Je secouai la tête et cherchai à tâtons le paquet de cigarettes dans mon short. Lorsque Taylor se pencha en avant pour allumer une Lucky écrasée, je ne pus retenir une exclamation de surprise :
« St-Matthew !
— Pardon ?
— Votre cravate. Vous êtes un ancien de St-Matthew. »
Il opina doucement et secoua son allumette pour l’éteindre. « J’ai cet honneur. » Il tira une chaise de devant son bureau et la plaça face au sofa, pour s’y installer lentement. « Peu de gens reconnaissent ce genre de cravate, ici. Racontez-moi ce que vous savez de cet endroit. »
Pendant que je préparais ma réponse, il tendit une longue main, prit une chemise beige sur le bureau et l’ouvrit.
J’affrontais un dilemme. Je n’avais, me semblait-il, aucune raison de révéler tout ce que je savais sur Cambridge et l’Angleterre. Pour ce que mon dossier allait lui apprendre, j’étais né et j’avais grandi aux États-Unis. Montrer une connaissance des détails bizarres d’une université paraîtrait très incongru, chez un Américain sédentaire.

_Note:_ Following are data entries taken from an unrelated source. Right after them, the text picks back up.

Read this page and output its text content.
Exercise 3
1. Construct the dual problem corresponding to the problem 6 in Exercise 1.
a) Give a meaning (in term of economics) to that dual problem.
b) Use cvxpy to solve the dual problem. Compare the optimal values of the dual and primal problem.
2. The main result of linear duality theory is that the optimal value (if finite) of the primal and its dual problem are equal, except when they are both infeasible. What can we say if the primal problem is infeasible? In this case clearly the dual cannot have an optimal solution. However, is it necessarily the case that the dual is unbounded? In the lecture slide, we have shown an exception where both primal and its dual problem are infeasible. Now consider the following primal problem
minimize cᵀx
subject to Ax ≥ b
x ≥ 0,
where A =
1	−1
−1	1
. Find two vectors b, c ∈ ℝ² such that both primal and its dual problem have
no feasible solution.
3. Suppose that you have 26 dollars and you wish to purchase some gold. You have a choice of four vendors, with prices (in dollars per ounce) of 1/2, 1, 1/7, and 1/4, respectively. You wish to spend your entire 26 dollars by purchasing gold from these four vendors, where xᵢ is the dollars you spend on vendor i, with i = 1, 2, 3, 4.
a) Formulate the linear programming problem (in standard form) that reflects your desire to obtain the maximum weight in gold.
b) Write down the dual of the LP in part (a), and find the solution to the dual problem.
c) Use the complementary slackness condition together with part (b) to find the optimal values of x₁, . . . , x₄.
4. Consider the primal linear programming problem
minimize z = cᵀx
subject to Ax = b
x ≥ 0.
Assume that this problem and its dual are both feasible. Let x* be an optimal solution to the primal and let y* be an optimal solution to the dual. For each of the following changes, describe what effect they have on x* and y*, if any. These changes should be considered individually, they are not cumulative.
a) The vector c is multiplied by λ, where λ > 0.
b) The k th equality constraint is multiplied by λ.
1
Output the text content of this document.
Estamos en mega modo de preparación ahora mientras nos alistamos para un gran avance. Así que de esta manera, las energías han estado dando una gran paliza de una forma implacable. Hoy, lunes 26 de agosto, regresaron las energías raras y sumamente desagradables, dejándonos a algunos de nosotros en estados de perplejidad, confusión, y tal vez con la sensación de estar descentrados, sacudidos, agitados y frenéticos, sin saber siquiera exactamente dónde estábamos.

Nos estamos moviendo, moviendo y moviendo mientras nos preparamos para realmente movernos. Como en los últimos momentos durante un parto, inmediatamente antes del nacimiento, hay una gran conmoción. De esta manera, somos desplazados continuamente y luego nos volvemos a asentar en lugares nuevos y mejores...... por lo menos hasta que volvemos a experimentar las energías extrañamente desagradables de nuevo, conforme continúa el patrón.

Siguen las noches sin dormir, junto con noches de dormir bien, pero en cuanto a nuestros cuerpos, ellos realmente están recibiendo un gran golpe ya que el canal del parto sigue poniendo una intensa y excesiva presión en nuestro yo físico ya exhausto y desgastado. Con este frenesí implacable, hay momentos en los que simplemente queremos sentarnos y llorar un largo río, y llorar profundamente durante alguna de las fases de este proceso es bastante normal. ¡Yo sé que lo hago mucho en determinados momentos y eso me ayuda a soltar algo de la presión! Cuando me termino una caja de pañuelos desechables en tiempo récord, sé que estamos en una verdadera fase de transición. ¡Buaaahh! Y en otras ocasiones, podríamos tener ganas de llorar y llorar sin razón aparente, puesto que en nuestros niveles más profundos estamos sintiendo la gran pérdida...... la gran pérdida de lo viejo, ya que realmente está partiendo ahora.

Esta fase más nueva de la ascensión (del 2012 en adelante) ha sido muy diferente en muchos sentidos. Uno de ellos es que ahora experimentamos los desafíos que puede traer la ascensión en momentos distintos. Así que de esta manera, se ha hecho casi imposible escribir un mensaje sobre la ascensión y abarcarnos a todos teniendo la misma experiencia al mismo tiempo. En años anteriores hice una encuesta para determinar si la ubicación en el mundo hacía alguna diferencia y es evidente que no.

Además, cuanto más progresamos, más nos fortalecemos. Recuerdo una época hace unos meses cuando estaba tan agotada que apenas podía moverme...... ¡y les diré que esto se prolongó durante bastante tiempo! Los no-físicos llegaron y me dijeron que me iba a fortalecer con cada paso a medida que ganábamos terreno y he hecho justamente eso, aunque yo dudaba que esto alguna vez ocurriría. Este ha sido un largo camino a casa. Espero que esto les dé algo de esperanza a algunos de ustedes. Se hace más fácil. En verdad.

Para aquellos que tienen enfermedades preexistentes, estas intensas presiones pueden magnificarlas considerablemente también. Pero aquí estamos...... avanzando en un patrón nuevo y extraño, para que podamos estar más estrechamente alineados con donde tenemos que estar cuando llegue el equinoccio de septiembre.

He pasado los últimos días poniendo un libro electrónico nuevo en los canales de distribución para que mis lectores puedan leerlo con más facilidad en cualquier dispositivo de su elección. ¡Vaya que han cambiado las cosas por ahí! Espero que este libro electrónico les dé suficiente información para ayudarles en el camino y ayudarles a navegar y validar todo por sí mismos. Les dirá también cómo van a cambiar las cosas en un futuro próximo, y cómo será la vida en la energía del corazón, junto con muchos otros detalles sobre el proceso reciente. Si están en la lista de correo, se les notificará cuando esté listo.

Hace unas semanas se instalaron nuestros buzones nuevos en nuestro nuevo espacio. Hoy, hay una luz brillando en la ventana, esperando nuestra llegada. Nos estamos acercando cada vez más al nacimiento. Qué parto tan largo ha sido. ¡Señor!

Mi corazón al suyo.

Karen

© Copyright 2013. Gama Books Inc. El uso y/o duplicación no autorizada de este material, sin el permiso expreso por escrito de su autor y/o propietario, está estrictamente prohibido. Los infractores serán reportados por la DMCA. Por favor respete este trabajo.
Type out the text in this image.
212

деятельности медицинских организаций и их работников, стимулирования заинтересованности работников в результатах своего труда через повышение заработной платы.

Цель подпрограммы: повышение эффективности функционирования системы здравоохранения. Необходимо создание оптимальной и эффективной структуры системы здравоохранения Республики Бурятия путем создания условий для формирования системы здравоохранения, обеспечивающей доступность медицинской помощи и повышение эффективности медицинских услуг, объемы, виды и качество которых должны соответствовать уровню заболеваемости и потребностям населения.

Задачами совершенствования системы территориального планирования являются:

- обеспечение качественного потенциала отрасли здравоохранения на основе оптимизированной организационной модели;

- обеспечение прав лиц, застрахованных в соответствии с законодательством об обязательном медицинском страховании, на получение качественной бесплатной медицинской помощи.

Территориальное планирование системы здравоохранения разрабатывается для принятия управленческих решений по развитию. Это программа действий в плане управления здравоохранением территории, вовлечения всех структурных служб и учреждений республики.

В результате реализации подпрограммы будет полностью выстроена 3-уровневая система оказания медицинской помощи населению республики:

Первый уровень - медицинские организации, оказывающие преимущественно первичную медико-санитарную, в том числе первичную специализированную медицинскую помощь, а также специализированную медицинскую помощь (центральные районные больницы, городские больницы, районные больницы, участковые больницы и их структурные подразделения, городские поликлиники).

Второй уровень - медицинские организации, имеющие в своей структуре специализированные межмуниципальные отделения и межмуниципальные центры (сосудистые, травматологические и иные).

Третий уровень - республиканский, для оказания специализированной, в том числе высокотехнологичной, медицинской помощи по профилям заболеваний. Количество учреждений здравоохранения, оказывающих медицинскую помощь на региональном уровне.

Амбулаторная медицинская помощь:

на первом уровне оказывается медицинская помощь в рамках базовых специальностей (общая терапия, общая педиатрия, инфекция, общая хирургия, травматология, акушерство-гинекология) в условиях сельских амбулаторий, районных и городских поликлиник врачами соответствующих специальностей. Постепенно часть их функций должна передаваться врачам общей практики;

Toutefois, le m’as-tu-vu inné en moi mourait d’envie de le méduser par ma connaissance intime de tout ce qui était anglais. Peut-être cela le pousserait-il à croire à la projection astrale et aux expériences de sortie du corps. Je commençais à comprendre que ce monde m’offrait de l’amusement et du pouvoir.
« Hé bien, dis-je, c’est un collège de Cambridge, non ?
— Vous avez déjà visité Cambridge, Michael ?
— Euh, pas exactement, mais vous savez… je m’intéresse à ce qui est anglais. Mes parents, tout ça… Alors, j’ai lu pas mal de choses.
— Hum. Vous avez raconté au docteur Ballinger qu’en fait, vous viviez à Cambridge, si je comprends bien ? Cambridge, en Angleterre. Et St-Matthew est le collège que vous avez cité.
— Ah. » Je fis une grimace. « Vous comprenez, j’étais vraiment perturbé en me réveillant, ce matin. Je ne me souvenais plus de rien. De rien du tout.
— Vous vous souveniez du langage.
— Hé bien, oui… manifestement.
— Manifestement ?
— Hé bien, je veux dire, ce n’est pas le cas, d’ordinaire, avec l’amnésie ? »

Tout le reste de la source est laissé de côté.